RTP (Real-Time Transport Protocol) is the protocol responsible for delivering real-time audio, video, and other types of multimedia data over IP networks. While SIP handles the signaling (setting up, managing, and tearing down the communication sessions) RTP is used to actually transmit the real-time media (like voice in VoIP calls or video in a video call) during SIP sessions between the communicating endpoints.

How RTP Works with SIP

  1. Session Establishment:
    • SIP negotiates and sets up a session between two or more endpoints, agreeing on the media types (audio, video, etc.) and codecs to be used.
    • During this negotiation, SIP uses SDP (Session Description Protocol) to exchange media-related information, including the ports and IP addresses where each endpoint should send and receive RTP streams.
  2. Media Transmission:
    • Once the SIP session is established, RTP takes over for the actual transmission of the real-time media streams.
    • RTP carries the encoded media packets between the endpoints using UDP (usually over ports in the range 16384–32767).
    • Each media stream (audio, video) is encapsulated in its own RTP stream. For instance, in a video call, there would be one RTP stream for audio and another for video.
  3. Synchronization and Sequencing:
    • RTP ensures the correct ordering and timing of media packets, even if they arrive out of order due to network jitter.
    • RTP headers include a sequence number to reorder packets if needed, and a timestamp to synchronize audio and video streams properly.
  4. Payload Types:
    • RTP supports multiple codecs, and each packet contains a payload type identifier that indicates what codec is being used (e.g., G.711 for audio, H.264 for video).
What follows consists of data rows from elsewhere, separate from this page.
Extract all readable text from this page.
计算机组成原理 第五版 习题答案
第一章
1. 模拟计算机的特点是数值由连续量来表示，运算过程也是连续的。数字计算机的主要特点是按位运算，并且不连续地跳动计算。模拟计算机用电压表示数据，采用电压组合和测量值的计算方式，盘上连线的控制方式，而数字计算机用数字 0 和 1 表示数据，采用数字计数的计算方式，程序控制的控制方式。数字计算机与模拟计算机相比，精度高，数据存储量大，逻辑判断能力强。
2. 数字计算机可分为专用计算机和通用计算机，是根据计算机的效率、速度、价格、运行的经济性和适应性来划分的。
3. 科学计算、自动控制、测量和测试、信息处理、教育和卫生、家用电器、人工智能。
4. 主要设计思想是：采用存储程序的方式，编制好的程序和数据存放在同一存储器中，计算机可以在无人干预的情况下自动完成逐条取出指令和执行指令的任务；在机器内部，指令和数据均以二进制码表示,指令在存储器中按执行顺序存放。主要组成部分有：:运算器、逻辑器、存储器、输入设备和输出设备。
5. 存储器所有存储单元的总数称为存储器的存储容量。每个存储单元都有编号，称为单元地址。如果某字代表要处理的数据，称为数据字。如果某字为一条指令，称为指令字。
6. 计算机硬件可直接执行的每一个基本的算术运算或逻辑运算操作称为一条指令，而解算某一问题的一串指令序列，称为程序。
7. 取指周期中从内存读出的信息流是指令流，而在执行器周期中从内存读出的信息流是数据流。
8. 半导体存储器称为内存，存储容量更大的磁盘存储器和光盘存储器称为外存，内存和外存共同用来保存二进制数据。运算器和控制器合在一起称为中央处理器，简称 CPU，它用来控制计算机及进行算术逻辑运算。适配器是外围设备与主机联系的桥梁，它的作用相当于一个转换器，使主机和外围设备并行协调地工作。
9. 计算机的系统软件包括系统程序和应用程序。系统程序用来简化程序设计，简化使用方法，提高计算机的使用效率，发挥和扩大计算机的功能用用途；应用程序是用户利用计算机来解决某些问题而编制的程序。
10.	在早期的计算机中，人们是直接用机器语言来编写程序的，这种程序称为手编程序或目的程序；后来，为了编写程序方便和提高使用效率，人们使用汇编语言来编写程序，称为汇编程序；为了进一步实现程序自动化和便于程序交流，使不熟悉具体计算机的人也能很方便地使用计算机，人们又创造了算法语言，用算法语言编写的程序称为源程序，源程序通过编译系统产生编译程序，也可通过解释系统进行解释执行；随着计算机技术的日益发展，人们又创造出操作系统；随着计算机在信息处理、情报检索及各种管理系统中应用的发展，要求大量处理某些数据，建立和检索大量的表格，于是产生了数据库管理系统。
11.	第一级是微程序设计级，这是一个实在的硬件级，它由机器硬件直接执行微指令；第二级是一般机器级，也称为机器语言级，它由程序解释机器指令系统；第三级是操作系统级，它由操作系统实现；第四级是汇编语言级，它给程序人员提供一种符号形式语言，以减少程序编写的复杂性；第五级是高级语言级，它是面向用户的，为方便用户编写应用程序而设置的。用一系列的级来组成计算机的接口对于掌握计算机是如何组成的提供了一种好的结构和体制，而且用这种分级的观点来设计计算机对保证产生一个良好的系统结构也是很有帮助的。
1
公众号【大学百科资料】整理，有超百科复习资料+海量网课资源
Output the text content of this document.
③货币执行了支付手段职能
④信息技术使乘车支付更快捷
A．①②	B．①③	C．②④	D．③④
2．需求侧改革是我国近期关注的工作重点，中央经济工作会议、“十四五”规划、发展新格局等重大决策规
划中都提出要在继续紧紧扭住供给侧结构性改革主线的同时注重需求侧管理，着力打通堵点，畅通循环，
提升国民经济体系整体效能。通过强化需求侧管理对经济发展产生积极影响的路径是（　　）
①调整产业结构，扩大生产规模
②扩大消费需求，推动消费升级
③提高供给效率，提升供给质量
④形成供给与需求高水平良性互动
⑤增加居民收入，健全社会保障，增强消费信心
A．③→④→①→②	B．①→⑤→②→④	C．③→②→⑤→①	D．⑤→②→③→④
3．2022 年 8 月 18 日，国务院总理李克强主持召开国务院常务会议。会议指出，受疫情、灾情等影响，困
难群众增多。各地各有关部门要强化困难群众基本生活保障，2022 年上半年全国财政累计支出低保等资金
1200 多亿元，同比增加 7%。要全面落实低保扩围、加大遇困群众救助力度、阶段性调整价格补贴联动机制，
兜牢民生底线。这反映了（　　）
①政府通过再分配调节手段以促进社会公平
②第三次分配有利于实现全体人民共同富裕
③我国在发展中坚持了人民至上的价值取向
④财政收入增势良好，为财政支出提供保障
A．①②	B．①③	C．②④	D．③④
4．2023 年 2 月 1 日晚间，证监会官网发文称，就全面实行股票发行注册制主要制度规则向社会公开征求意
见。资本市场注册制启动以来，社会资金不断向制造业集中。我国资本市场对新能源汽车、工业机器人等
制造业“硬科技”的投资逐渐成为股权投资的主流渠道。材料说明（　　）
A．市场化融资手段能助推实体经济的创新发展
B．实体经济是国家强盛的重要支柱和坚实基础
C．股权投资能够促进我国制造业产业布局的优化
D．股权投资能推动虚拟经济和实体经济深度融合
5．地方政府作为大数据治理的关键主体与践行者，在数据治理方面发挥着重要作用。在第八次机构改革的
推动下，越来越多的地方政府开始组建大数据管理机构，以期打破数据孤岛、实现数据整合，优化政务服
This is agreed upon during the SIP session negotiation.
  5. QoS and Real-Time Characteristics:
    • RTP includes mechanisms to monitor and optimize Quality of Service (QoS) for media delivery. Although it doesn’t guarantee delivery like TCP, it’s optimized for real-time transmission, prioritizing low latency over packet recovery.
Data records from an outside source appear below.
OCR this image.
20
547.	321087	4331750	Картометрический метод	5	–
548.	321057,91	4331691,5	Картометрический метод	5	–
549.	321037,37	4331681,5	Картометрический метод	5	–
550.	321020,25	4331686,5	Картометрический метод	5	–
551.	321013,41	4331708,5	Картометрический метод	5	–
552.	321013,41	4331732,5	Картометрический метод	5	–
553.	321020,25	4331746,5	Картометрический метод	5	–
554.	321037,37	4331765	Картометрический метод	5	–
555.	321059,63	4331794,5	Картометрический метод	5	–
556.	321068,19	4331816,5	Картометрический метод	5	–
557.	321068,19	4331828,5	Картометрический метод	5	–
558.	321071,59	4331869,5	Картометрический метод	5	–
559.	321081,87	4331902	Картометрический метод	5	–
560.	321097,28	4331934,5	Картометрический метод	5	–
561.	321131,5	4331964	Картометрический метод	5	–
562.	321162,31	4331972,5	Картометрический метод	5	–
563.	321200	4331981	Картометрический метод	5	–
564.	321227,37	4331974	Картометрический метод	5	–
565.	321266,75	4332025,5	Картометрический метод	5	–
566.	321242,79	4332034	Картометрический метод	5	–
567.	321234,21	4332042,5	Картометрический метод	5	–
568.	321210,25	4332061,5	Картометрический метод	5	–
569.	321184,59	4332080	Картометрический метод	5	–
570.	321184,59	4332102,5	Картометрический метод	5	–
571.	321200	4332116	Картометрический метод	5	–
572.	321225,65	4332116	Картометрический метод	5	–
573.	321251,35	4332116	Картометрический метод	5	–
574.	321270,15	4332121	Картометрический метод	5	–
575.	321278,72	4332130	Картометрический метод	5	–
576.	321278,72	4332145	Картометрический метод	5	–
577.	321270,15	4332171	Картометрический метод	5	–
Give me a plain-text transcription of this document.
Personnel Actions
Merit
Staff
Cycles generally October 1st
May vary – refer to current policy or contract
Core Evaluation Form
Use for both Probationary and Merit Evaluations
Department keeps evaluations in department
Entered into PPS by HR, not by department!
RTP Control Protocol (RTCP)

Alongside RTP, there’s RTCP (RTP Control Protocol), which works in parallel to provide feedback on the quality of the media transmission. RTCP allows participants to monitor things like packet loss, jitter, and round-trip times.
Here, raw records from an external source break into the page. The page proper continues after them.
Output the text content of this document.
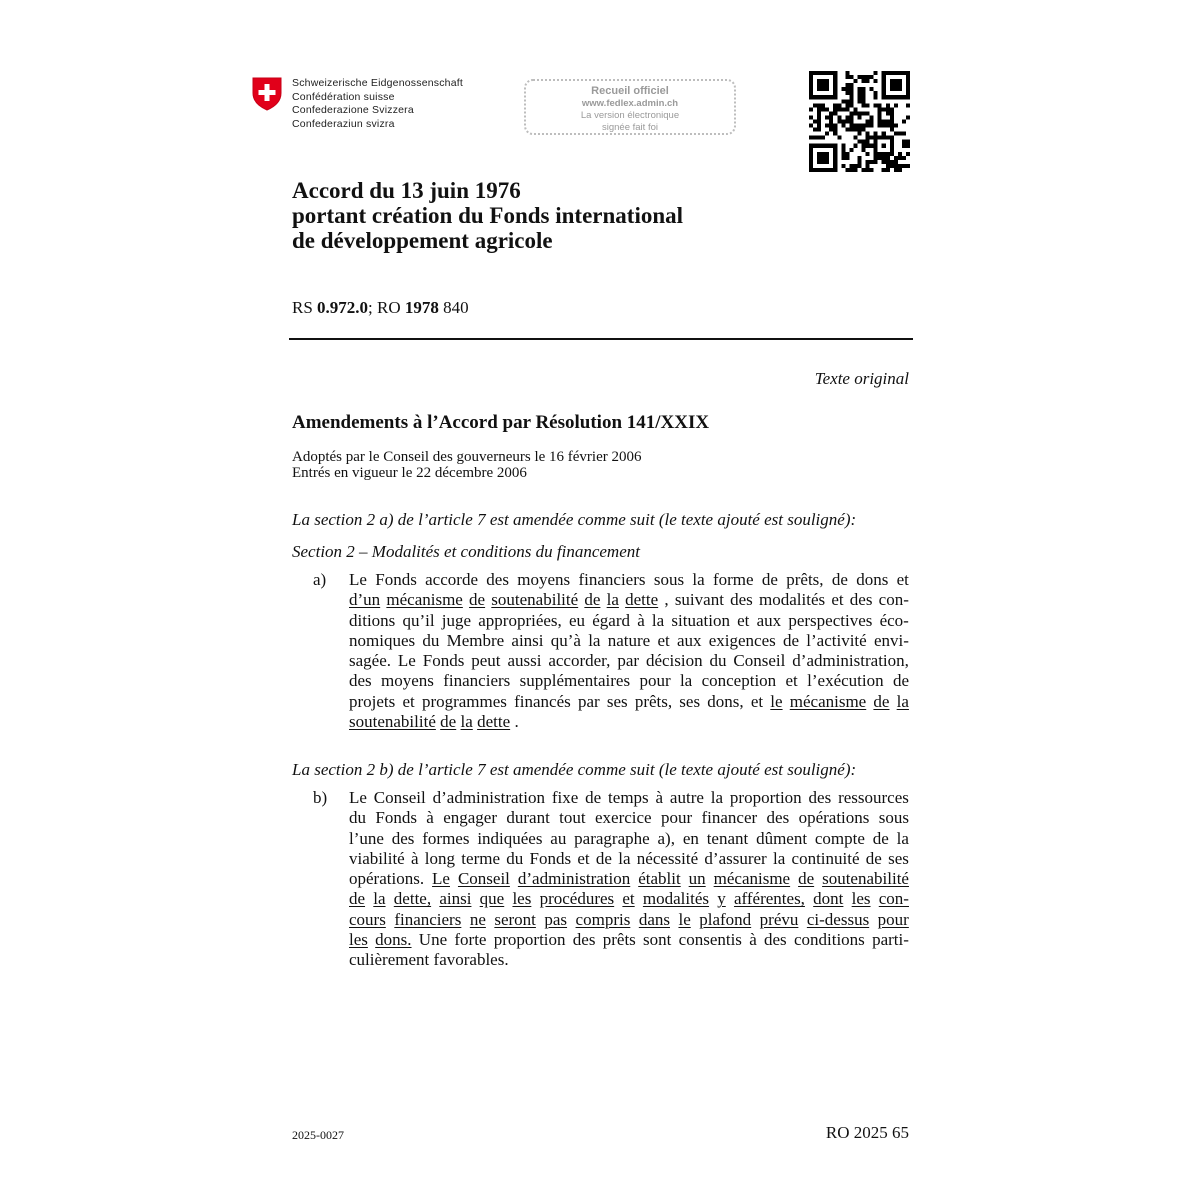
Schweizerische Eidgenossenschaft
Confédération suisse
Confederazione Svizzera
Confederaziun svizra
Recueil officiel
www.fedlex.admin.ch
La version électronique
signée fait foi
Accord du 13 juin 1976
portant création du Fonds international
de développement agricole
RS 0.972.0; RO 1978 840
Texte original
Amendements à l’Accord par Résolution 141/XXIX
Adoptés par le Conseil des gouverneurs le 16 février 2006
Entrés en vigueur le 22 décembre 2006
La section 2 a) de l’article 7 est amendée comme suit (le texte ajouté est souligné):
Section 2 – Modalités et conditions du financement
a) Le Fonds accorde des moyens financiers sous la forme de prêts, de dons et
d’un mécanisme de soutenabilité de la dette , suivant des modalités et des con-
ditions qu’il juge appropriées, eu égard à la situation et aux perspectives éco-
nomiques du Membre ainsi qu’à la nature et aux exigences de l’activité envi-
sagée. Le Fonds peut aussi accorder, par décision du Conseil d’administration,
des moyens financiers supplémentaires pour la conception et l’exécution de
projets et programmes financés par ses prêts, ses dons, et le mécanisme de la
soutenabilité de la dette .
La section 2 b) de l’article 7 est amendée comme suit (le texte ajouté est souligné):
b) Le Conseil d’administration fixe de temps à autre la proportion des ressources
du Fonds à engager durant tout exercice pour financer des opérations sous
l’une des formes indiquées au paragraphe a), en tenant dûment compte de la
viabilité à long terme du Fonds et de la nécessité d’assurer la continuité de ses
opérations. Le Conseil d’administration établit un mécanisme de soutenabilité
de la dette, ainsi que les procédures et modalités y afférentes, dont les con-
cours financiers ne seront pas compris dans le plafond prévu ci-dessus pour
les dons. Une forte proportion des prêts sont consentis à des conditions parti-
culièrement favorables.
2025-0027	RO 2025 65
RTCP doesn’t carry media but instead sends statistics about the quality of the RTP stream, allowing for real-time adjustments to improve media quality.

Key Points

  • SIP establishes the session, while RTP transports the media.
  • RTP works over UDP to ensure low-latency delivery, which is crucial for real-time applications like VoIP and video calls while SIP can work on TCP or UDP or even SCTP.
  • RTCP provides quality feedback, helping optimize the media delivery experience.
  • RTP headers ensure that media streams stay synchronized, ordered, and properly processed.